Ein kleines Müsterchen gefällig? «Unserer Ansicht nach besteht der Kern (der Bewegung für die Direkte Demokratie, ag) darin, dass das Volk sich den Respekt vor seinem eigenen Urteil, welchen die gewählten Repräsentanten ihm in allzu zahlreichen Fällen schroff verweigerten, auf verfassungsmässigem Wege erzwingt.» (LB, 1.3.1868) Oder: «Wir protestieren gegen die Herabwürdigung des Zürchervolkes, welche darin liegt, dass man es für unfähig erklärt, den wahren Fortschritt erkennen und dafür Opfer erbringen zu können. Wir erblicken in der falschen Beurteilung des Volkes den hauptsächlichsten Keim der gegenwärtigen Bewegung.» (LB, 8.12.1868).
Irreführendes und Unwahres
Wenn immer seither eine engagierte Minderheit unter den Bürgerinnen und Bürgern findet, das Parlament missachte sein Gewicht, kann sie sich der Volksrechte bedienen. Eine Einrichtung, deren auf lange Sicht segensreiche Wirkung wir am vergangenen Wochenende wiederum erkennen konnten und die auch für die EU und ihre künftige Verfassung hilfreich wäre für Europa und für die Demokratie.

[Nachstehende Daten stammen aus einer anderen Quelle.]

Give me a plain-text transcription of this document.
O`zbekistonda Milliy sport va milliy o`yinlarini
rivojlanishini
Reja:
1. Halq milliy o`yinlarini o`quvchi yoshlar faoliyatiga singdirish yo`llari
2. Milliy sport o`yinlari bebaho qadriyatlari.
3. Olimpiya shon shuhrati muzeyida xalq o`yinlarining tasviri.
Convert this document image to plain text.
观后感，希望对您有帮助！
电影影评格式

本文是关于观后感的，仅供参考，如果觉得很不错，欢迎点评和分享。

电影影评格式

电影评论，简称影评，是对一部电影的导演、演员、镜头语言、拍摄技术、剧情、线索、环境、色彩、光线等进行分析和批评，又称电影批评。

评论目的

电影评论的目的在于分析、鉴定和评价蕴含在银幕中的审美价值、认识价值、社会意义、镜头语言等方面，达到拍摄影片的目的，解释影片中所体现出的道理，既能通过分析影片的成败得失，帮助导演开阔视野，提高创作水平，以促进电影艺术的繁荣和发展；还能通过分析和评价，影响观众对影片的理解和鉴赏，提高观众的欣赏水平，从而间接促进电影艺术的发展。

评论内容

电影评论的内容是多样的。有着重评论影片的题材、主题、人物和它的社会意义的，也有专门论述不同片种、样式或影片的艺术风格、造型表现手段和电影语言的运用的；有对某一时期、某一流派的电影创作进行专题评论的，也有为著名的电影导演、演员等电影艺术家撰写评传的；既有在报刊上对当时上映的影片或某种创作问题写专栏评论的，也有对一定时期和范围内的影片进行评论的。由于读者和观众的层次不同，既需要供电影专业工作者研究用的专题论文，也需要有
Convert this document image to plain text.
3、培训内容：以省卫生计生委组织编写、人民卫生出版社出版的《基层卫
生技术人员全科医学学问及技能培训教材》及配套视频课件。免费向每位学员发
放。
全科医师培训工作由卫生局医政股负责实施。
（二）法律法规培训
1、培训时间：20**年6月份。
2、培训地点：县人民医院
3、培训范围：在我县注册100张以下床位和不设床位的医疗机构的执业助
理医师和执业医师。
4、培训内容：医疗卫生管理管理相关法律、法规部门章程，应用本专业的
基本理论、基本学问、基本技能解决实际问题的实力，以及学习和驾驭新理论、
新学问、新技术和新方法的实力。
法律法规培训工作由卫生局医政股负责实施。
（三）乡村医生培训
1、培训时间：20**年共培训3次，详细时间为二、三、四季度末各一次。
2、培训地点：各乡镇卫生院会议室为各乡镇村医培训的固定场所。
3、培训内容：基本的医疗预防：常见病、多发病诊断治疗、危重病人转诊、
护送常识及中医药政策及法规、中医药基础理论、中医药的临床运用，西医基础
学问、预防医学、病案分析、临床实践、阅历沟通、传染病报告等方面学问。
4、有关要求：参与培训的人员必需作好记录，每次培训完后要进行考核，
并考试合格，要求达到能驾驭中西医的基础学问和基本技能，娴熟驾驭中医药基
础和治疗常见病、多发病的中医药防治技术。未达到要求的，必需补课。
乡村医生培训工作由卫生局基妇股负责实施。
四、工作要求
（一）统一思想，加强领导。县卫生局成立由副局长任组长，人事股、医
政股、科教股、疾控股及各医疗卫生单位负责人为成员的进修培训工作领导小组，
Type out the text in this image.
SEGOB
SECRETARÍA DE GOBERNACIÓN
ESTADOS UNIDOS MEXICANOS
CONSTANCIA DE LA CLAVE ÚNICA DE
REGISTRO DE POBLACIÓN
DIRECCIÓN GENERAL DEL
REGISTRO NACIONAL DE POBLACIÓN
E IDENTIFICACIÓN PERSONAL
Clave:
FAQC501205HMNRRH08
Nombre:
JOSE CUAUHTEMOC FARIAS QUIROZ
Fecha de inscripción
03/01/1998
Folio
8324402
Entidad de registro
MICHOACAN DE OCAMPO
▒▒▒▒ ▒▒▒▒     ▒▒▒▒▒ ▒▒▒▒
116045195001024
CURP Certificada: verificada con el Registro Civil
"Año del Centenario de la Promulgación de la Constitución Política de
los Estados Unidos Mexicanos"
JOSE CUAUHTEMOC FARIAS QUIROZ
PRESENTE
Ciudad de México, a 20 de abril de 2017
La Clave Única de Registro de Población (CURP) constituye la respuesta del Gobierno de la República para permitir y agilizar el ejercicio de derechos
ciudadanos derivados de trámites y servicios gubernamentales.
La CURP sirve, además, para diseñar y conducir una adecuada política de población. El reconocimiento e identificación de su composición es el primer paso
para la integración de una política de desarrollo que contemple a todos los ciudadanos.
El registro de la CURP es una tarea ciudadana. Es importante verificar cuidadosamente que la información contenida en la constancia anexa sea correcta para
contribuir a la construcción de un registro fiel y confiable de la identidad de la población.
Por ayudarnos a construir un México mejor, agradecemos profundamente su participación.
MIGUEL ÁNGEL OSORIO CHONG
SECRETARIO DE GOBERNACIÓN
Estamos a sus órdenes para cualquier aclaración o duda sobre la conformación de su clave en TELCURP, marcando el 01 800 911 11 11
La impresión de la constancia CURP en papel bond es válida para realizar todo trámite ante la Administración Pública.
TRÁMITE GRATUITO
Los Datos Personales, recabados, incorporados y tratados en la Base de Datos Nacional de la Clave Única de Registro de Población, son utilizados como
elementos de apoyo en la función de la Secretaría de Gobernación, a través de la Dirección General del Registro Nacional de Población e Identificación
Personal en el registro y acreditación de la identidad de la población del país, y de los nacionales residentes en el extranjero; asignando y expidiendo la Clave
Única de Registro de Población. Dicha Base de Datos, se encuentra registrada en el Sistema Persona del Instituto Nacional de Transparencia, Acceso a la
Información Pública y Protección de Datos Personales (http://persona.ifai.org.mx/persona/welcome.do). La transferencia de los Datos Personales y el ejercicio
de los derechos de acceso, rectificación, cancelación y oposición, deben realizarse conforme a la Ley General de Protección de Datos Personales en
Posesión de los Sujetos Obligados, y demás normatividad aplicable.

Der Dienstag und Mittwoch stand ganz im Zeichen des Versuchs, der jetzigen Direkten Demokratie ein klein wenig mehr Fairness zukommen zu lassen. Drei Jahre lang hatten wir die Idee von Judith Stamm in ein Gesetz gegossen, wonach mit viel Geld vor Volksabstimmungen auch weniger versierte Bürgerinnen und Bürger weniger irregeführt werden sollen. Die ehemalige CVP-Kollegin hatte sich masslos aufgeregt, als vor der Abstimmung über die neue Bundesverfassung auf Hunderttausenden von Flugschriften in der Innerschweiz die These vertreten wurde, die neue Verfassung würde die Unabhängigkeit der Schweiz gefährden. Solchen Irreführungen und Unwahrheiten sollte auf Antrag einer Bürgerin oder eines Bürgers von einem Rat der Waisen widersprochen werden können. Nichts mehr und nichts weniger.
Doch es war aussichtslos. Von «Zensur» wurde gesprochen, von «staatlicher Einmischung», von «Wahrheitswächtern». Solche Grobheiten machten mich hilflos. Ich versuchte zu zeigen, dass der Diskurs gleichsam die «Seele der Direkten Demokratie» bedeutet und wir dieser Sorge tragen sollten. Auch viel Geld sollte diese nicht verletzen dürfen. Denn die Qualität eines Entscheides hängt massgeblich auch von der Qualität des öffentlichen Meinungs- und Willensbildungsprozesses ab, der zum Entscheid führt.
Kostbares Gut
Doch in der liberalistischen und demokratischen Schweiz ist die Mehrheit im Parlament noch nicht bereit, Konsequenzen für den Fall vorzusehen, wenn das «freie Spiel der Kräfte» mit den demokratischen Erfordernissen in Widerspruch gerät. Obwohl wir doch vom wirtschaftlichen Markt bestens wissen, dass dieser gestaltet werden muss, wenn er fair und rücksichtsvoll funktionieren soll.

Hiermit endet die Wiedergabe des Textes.